Proposition 19 - the "Regulate, Control and Tax Cannabis Act" - would have allowed adults 21 and over to possess up to an ounce of marijuana and consume it in private as long as no children were present. It would have also allowed them to grow pot in small gardens or plots.

Prop 19 also would have authorized local governments to permit commercial pot cultivation, as well as the sale of the drug at licensed establishments.

Although the measure was ultimately a no-go, it enjoyed high-profile support, including that of the state branches of the NAACP and the League of United Latin American Citizens.

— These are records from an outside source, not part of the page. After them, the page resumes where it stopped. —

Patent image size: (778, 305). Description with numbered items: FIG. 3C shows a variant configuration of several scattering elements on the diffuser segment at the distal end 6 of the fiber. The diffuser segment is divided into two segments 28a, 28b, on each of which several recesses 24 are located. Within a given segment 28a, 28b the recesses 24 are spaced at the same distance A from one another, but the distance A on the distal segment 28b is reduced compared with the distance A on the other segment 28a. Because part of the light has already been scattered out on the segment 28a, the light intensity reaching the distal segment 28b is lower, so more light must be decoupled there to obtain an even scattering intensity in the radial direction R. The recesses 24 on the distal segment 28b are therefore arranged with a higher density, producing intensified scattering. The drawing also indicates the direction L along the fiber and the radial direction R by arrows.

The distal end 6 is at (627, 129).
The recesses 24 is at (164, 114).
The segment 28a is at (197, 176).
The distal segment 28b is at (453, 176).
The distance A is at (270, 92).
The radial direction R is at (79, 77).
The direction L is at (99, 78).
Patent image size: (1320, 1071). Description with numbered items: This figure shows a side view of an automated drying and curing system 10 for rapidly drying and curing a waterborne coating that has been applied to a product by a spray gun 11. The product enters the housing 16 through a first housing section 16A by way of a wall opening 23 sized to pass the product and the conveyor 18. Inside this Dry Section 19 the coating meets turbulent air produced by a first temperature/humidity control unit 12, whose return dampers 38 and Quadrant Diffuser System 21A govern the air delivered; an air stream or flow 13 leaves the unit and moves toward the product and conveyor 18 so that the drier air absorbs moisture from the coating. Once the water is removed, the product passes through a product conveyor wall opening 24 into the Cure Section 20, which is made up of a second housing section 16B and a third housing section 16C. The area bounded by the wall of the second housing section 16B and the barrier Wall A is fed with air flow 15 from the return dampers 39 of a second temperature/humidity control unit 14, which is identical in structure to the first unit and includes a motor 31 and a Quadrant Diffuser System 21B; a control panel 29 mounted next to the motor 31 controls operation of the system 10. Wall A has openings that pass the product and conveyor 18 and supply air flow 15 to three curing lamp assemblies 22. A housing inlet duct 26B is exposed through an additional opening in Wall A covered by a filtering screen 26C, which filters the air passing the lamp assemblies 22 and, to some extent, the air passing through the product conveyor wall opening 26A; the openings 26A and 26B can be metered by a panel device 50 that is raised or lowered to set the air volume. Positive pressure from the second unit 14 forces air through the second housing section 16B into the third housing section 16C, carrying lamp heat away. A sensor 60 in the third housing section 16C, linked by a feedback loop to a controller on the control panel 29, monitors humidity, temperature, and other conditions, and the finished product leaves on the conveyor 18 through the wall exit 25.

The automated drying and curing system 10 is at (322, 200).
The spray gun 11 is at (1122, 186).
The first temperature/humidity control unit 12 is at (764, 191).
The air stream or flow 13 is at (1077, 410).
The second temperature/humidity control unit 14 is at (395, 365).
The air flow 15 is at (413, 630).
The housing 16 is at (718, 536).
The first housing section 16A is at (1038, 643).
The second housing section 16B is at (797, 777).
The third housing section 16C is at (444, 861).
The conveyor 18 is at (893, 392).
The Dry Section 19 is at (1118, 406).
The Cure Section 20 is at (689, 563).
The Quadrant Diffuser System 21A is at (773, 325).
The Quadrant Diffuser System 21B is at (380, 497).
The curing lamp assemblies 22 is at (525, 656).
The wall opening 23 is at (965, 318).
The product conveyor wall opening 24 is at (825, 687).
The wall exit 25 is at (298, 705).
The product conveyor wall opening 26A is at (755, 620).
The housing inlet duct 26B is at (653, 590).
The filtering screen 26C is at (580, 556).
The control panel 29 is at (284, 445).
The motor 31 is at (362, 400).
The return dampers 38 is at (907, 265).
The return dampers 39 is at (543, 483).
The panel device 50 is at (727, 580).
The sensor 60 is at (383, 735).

Former U.S. Attorney General Dr. Jocelyn Elders told CBS News that "as a pediatrician, [her] primary concern is the welfare of young people," and that she's bothered over what she says is the high number of American youth serving time in prison for nonviolent marijuana-related offenses.

There does seem to be a large generation gap when it comes to whether one supports legalization. A CBS News exit poll of California voters found high levels of support for the measure primarily among people under 40.

Those in favor of legalization have not given up. "National public sentiment is increasingly turning against the idea that responsible adults should be criminalized for using a substance less harmful than alcohol," said Rob Kampia of the Marijuana Policy Project. "We are already looking forward to achieving major victories in 2012."